Now that collectd is working, start up InfluxDB and make sure it’s gathering data from collectd.
[jperrin@monitor ~]$ sudo systemctl enable influxdb
[jperrin@monitor ~]$ sudo systemctl start influxdb
[jperrin@monitor ~]$ sudo systemctl status influxdb
● influxdb.service - InfluxDB is an open-source, distributed, time series database
Loaded: loaded (/usr/lib/systemd/system/influxdb.service; enabled; vendor preset: disabled)
Active: active (running) since Sat 2017-07-29 18:28:20 PDT; 1 weeks 6 days ago
Docs: https://docs.influxdata.com/influxdb/
Main PID: 23459 (influxd)
CGroup: /system.slice/influxdb.service
└─23459 /usr/bin/influxd -config /etc/influxdb/influxdb.conf
Aug 2 10:35:10 monitor influxd[23459]: [I] 2017-08-12T17:35:10Z SELECT mean(value) FROM collectd.autogen.cpu_value WHERE host =~ /^monitor$/ AND type_instance = 'interrupt' AND time > 417367h GR...) service=query
Aug 2 10:35:10 monitor influxd[23459]: [httpd] 172.20.1.40, 172.20.1.40,::1 - - [12/Aug/2017:10:35:10 -0700] "GET /query?db=collectd&epoch=ms&q=SELECT+mean%28%22value%22%29+FROM+%22load_shortte...ean%28%22value%
Aug 2 10:35:10 monitor influxd[23459]: [I] 2017-08-02T17:35:10Z SELECT mean(value) FROM collectd.autogen.cpu_value WHERE host =~ /^monitor$/ AND type_instance = 'nice' AND time > 417367h GROUP B...) service=query
As we can see in the output above, the service is working, and the data is being collected. From here, the only thing left to do is present it via Grafana.
Grafana
To install Grafana, we’ll create another repository as we did with InfluxDB. Unfortunately the Grafana folks don’t keep release versions separate in the repo, so this looks like we’re using an EL6 repo despite doing this work on EL7.

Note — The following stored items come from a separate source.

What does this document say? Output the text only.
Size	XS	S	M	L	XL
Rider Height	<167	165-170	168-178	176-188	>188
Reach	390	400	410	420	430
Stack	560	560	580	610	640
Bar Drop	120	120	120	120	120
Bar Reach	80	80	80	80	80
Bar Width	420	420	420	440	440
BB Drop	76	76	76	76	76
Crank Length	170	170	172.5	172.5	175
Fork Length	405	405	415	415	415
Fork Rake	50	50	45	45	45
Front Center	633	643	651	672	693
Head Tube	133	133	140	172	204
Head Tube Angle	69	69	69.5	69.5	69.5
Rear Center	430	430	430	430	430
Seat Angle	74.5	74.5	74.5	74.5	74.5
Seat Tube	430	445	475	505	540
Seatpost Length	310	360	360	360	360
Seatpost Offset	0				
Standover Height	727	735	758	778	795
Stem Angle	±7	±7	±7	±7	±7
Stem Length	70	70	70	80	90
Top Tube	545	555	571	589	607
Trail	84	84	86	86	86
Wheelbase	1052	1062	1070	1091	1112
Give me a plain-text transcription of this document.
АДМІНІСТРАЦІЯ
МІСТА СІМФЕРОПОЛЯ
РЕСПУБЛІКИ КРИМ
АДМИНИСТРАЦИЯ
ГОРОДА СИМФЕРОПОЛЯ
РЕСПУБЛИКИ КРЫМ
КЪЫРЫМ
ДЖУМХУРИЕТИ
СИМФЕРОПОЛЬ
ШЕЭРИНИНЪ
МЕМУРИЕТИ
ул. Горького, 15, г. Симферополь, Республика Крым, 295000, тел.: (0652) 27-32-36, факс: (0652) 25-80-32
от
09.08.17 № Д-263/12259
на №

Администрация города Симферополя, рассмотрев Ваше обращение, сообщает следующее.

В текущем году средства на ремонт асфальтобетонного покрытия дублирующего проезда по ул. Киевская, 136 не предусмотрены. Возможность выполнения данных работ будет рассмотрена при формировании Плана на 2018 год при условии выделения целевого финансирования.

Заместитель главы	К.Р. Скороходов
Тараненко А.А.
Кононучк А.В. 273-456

cat <<EOF > /etc/yum.repos.d/grafana.repo
[grafana]
name=grafana
baseurl=https://packagecloud.io/grafana/stable/el/6/$basearch
repo_gpgcheck=1
enabled=1
gpgcheck=1
gpgkey=https://packagecloud.io/gpg.key https://grafanarel.s3.amazonaws.com/RPM-GPG-KEY-grafana
sslverify=1
sslcacert=/etc/pki/tls/certs/ca-bundle.crt
EOF
Now that the repository is in place and enabled, we can install grafana the
same as the rest, yum install grafana
. Once this is done, we can start
working on the configuration. For this tutorial, we’re just going to set an
admin username and password, because we’re doing this for a tutorial, and a
single user instance. I would absolutely encourage you to read the docs if you
want to start doing a bit more with grafana.
To accomplish this reasonably basic configuration, simply uncomment the
admin_user
and admin_password
lines in the [security]
section of /etc/grafana/grafana.ini
, and set your own values.
In this instance I’m using admin/admin, because that’s what you do in
examples, right?
[security]
# default admin user, created on startup
admin_user = admin
# default admin password, can be changed before first start of grafana, or in profile settings
admin_password = admin
Now you can start grafana with systemctl start grafana-server
, and configure
it via the web interface. After you log in for the first time, you’ll be
prompted to configure a few things including a data source, and a dashboard.
Since we’re doing this all on the localhost, you’ll be able to cheat and use
the data source settings in the screenshot. Don’t worry, we’re nearly there
and there’s only a little left to do.
Once you have the datasource configured, you’ll be prompted to create your first dashboard. While you can certainly do this, it’s a little intimidating for a first run with grafana. One easy solution to this is to import one of the available templates offered on Grafana’s website. In my case, I opted to use the Host Overview. It provides a nice group of metrics and graphs as a base to use and build from.
Once you’ve gotten everything set up, it’s now down to personal preference and further tinkering. Once again I would very much recommend reading the documentation because there are a wealth of options and changes I didn’t touch on for this intro.